BLACKFOOT – The Area of Impact Agreement between the City of Blackfoot and Bingham County has turned into a quagmire as the Bingham County Planning and Zoning Commission voted yet again Wednesday to kick that can down the road.
Many concerned members of the community attended the meeting to voice their concerns surrounding the idea of reworking the 20-year-old agreement, with mixed feelings about the need for an up-to-date one.
Prefacing the hearing planned by the Bingham County P&Z, it was clarified that those wishing to make public comment would need to keep their points concise, unique to others’ complaints and concerns, and relevant to the matter at hand. Once the time was turned over to the public for the hearing, many members of the Groveland area were present and wanted to share their input on the potential ratification of a new agreement with the city of Blackfoot.
One by one, different county residents provided testimony that they are not in support of the county and city of Blackfoot signing a new AOI with each other. A large amount of the comments made surrounded the building standards and the need for any construction in the AOI being to city standards rather than have the same standards as the rest of the county. Other comments were about Groveland and its area being more and more city-like on its own. Comments in opposition would control the hearing before Ron Ramirez, chairman of the city’s Planning and Zoning Commission, had the opportunity to speak.

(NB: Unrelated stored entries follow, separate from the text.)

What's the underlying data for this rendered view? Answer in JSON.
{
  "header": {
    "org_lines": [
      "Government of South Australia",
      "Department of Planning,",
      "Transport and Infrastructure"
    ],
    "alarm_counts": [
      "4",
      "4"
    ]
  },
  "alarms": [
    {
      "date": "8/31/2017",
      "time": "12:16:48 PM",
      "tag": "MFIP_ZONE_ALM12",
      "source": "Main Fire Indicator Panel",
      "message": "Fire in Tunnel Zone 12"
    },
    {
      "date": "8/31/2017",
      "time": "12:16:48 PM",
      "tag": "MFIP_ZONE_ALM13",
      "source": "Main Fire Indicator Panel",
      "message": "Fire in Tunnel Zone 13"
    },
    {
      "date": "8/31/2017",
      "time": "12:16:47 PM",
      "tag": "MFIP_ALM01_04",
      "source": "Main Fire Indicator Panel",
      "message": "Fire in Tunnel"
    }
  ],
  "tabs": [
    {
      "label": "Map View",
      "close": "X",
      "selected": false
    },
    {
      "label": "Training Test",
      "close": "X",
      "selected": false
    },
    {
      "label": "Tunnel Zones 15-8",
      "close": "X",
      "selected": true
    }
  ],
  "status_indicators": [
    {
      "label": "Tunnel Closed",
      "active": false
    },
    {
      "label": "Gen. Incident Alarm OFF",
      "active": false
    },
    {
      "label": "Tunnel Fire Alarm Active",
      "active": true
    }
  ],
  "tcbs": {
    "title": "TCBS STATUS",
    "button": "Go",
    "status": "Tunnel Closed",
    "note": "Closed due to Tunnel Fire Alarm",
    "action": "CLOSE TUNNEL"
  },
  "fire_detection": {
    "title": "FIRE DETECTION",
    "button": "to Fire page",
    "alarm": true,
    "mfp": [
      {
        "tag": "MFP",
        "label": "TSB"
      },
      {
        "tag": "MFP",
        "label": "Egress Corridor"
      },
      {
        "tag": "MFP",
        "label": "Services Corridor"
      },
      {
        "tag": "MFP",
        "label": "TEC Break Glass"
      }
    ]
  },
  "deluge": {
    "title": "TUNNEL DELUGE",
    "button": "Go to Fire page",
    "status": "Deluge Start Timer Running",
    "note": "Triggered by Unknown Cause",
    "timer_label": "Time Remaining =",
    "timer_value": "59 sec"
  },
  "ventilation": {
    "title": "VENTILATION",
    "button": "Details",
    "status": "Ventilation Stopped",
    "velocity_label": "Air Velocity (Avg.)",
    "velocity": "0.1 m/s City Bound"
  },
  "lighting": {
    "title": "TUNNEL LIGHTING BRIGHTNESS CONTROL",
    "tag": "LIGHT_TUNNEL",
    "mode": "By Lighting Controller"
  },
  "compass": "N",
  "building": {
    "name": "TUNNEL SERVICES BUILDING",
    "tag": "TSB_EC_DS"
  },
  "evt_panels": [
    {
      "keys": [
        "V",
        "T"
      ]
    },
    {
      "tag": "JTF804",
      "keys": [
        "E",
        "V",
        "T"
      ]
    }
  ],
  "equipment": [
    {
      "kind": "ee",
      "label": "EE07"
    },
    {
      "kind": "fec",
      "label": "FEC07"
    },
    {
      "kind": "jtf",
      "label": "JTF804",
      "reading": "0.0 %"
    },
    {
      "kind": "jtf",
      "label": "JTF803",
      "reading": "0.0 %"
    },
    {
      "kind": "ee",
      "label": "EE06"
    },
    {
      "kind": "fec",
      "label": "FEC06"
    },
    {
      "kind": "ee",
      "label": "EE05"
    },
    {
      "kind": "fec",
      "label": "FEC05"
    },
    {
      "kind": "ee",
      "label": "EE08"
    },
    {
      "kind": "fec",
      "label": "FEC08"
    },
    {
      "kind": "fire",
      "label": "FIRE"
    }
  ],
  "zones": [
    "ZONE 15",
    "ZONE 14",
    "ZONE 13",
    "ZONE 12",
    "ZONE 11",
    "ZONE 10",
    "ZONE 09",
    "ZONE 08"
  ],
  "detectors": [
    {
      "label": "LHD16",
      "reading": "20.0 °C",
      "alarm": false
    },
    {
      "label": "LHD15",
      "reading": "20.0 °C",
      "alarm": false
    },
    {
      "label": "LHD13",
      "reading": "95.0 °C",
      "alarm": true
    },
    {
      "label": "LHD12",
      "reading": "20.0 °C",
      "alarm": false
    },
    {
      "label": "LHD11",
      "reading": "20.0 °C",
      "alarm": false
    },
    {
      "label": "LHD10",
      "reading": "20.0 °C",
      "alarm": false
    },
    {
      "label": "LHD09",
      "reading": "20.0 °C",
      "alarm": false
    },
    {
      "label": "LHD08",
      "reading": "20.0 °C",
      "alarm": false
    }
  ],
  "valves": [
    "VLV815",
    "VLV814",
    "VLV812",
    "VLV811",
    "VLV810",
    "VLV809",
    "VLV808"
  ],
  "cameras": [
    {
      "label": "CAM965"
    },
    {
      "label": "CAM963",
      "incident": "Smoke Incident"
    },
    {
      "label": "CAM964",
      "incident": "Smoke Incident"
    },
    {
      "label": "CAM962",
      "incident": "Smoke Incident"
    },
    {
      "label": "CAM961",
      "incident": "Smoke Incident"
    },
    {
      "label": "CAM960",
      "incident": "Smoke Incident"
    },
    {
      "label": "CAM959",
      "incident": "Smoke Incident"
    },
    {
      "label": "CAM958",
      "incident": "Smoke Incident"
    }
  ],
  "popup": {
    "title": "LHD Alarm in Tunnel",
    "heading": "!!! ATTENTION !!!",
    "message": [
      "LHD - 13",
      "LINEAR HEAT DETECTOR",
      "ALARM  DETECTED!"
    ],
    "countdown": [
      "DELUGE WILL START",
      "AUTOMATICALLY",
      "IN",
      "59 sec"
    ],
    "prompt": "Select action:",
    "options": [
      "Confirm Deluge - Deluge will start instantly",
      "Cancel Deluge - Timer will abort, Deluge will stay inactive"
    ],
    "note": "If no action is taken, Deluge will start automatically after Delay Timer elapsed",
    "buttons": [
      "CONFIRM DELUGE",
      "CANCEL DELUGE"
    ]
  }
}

Ramirez first thanked the commission for providing him the opportunity to speak before addressing his points of information including the third invitation to hold a joint work session to hammer out any rough patches in the AOI agreement between the two bodies.
Afterward, Ramirez questioned the commission’s interest in moving forward on the 20-year-old agreement.
He acknowledged that others had made comments about the fact that the state of Idaho requiring an agreement does not mean that the city and county needed to rework the active agreement. Ramirez expressed that he came before the county P&Z to extend an olive branch and to attempt to achieve confirmation about a work session between the two commissions, but was not provided the luxury.
Olsen explained to Ramirez that the county P&Z has a work session scheduled for October where they will utilize the time to address the county residents’ concerns and make any alterations to the document before holding another hearing in November to approve or deny the changes and allow public comment.
The timeline will land any possible completion of the agreement into 2022, assuming that each of the steps from work session to county commissioners and city council approval. The Blackfoot Planning and Zoning Commission had approved the version in question in April and have been waiting for the county to work through the same material.
During the near four months that the city P&Z has waited for the county counterpart to approve or deny the agreement, the Bingham County Planning and Zoning Commission has had to cancel multiple hearing dates where they planned to discuss the topic with the most recent cancellation due to not having a quorum as they had been seeking a replacement for a vacant seat on the commission.
Ramirez expressed that he felt rebuffed following the meeting, but wanted to ensure that the members of the commission were invited to the Blackfoot Planning and Zoning Commission’s work session on Sept. 14.
The county P&Z voted in favor of working through the agreement in their next work session and reopen the public hearing in November as Olsen had mentioned. The agreement between the two municipal entities continues to be a focal point for many county residents.